- Born: Anthony McVay Simpson 8 July 1936 Eccles, Lancashire, England
- Died: 1 March 2016 (aged 79) Manchester, England
- Occupation: Screenwriter, actor
- Years active: 1957–2016
- Notable works: Coronation Street

= Tony Warren =

English television scriptwriter (1936–2016)

Anthony McVay Simpson (8 July 1936 – 1 March 2016), writing under the pen name Tony Warren, was an English television screenwriter and actor, best known for creating the ITV soap opera Coronation Street. He also worked on other television dramas and wrote critically acclaimed novels.

==Early life==
Warren was born in Eccles and raised at 3 Wilton Avenue, Pendlebury, Lancashire. He attended Clarendon Road Primary School and Eccles Grammar School. He trained at the Elliott-Clarke theatre school in Liverpool. He adopted Warren as a stage name in his early acting career. He became a regular on BBC Radio Children's Hour and acted in many radio plays, performing with many actors who later became household names through Coronation Street, most notably Violet Carson who played Ena Sharples and Doris Speed who played Annie Walker.

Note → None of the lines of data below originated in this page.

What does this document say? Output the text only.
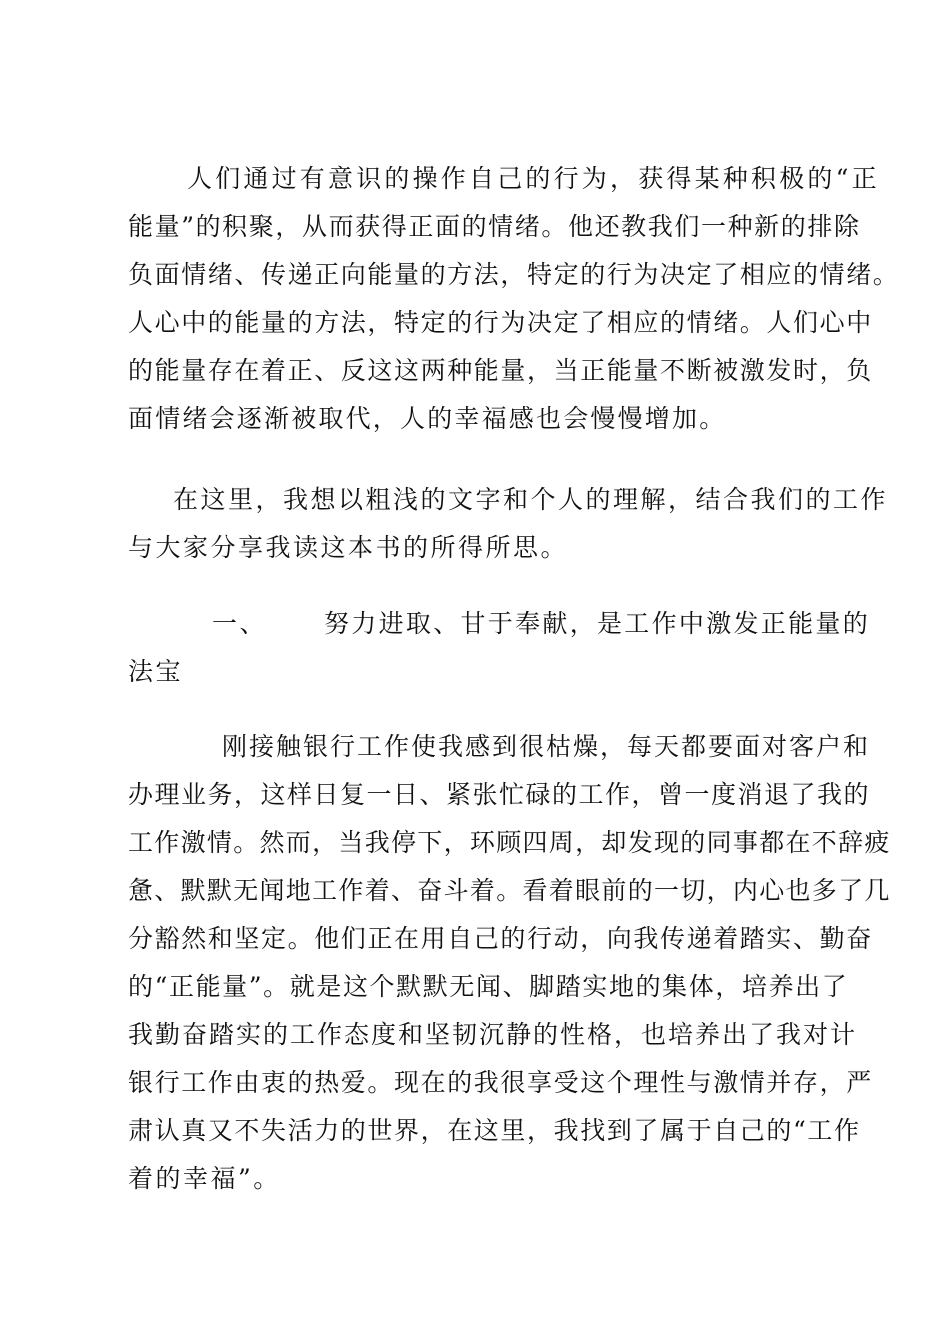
人们通过有意识的操作自己的行为，获得某种积极的“正
能量”的积聚，从而获得正面的情绪。他还教我们一种新的排除
负面情绪、传递正向能量的方法，特定的行为决定了相应的情绪。
人心中的能量的方法，特定的行为决定了相应的情绪。人们心中
的能量存在着正、反这这两种能量，当正能量不断被激发时，负
面情绪会逐渐被取代，人的幸福感也会慢慢增加。
在这里，我想以粗浅的文字和个人的理解，结合我们的工作
与大家分享我读这本书的所得所思。
一、 努力进取、甘于奉献，是工作中激发正能量的
法宝
刚接触银行工作使我感到很枯燥，每天都要面对客户和
办理业务，这样日复一日、紧张忙碌的工作，曾一度消退了我的
工作激情。然而，当我停下，环顾四周，却发现的同事都在不辞疲
惫、默默无闻地工作着、奋斗着。看着眼前的一切，内心也多了几
分豁然和坚定。他们正在用自己的行动，向我传递着踏实、勤奋
的“正能量”。就是这个默默无闻、脚踏实地的集体，培养出了
我勤奋踏实的工作态度和坚韧沉静的性格，也培养出了我对计
银行工作由衷的热爱。现在的我很享受这个理性与激情并存，严
肃认真又不失活力的世界，在这里，我找到了属于自己的“工作
着的幸福”。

In his memoirs, Over the Airwaves, Children's Hour producer Trevor Hill explains that Warren was an excitable young teenager at rehearsals, so much so that on one occasion Violet Carson warned, "If that boy doesn't shut up, I'll smack his bottom!" During a later unexpected transmission break from London while performing at the Leeds studio, Carson played and sang to the children a dialect song called "Bowtons Yard" in which the storyteller speaks about his neighbours. Starting at Number 1 and ending at Number 12, the storyteller describes each person in turn and Warren later said that this was what gave him the inspiration for Coronation Street.

==Career==
Warren acted on stage and in several early ITV Plays of the Week.

According to BBC producer Olive Shapley, who had worked with Warren on Children's Hour, the idea for Florizel Street (which became Coronation Street) came to him late one night in 1959 while they were returning to Manchester by train. Shapley recalled:

At about Crewe, after a long period of silence, Tony suddenly woke me up saying, "Olive, I've got this wonderful idea for a television series. I can see a little back street in Salford, with a pub at one end and a shop at the other, and all the lives of the people there, just ordinary things and ..." I looked at him blearily and said "Oh. Tony, how boring! Go back to sleep." ... Tony has never let me forget my error of judgement.

In 1960, Harry Elton at Granada commissioned a script from Warren for a show about "a street out there". Warren wrote all 13 episodes of the serial that ITV initially decided to air. When the show became a success, as creator of the show he continued to write scripts until 1968, after which he moved on to other fields. However, he continued to write occasional scripts until the late 1970s. He was also retained by ITV Studios as a consultant to Coronation Street. "Created by Tony Warren" appears in the closing credits of every Coronation Street episode to this day.

Warren made a cameo appearance in the 50th-anniversary live episode of Coronation Street in December 2010. He was played by David Dawson in the BBC drama The Road to Coronation Street in September that year.

In the 1990s he wrote a series of critically acclaimed novels: The Lights of Manchester (1991), Foot of the Rainbow (1993), Behind Closed Doors (1995) and Full Steam Ahead (1998).

He was the subject of a This Is Your Life television programme on 11 October 1995.

==Awards and honours==
Warren won a number of awards, all in relation to devising Coronation Street. He received a Special Achievement Award in Soap at the 2000 British Soap Awards and the National Television Landmark Award in 2005. At the Royal Television Society awards, he was honoured with a Lifetime Achievement Award. The society described the show as "the most successful television programme in British history".

In 1994, Warren was appointed a Member of the Order of the British Empire. In 2008 he was awarded an honorary degree from Manchester Metropolitan University "in recognition of his contribution to ground-breaking television and creative writing which has helped put Manchester and Salford on the cultural map". In 2016, following his death, the British Soap Awards announced that they would be renaming their Outstanding Achievement Award (Off Screen) as the Tony Warren Award.

==Personal life==
Warren was openly gay from his early years of Coronation Street, at a time when male homosexual acts were illegal. Warren battled with drug and alcohol addiction before attending rehabilitation.

He lived in Swinton, Salford, for over thirty years.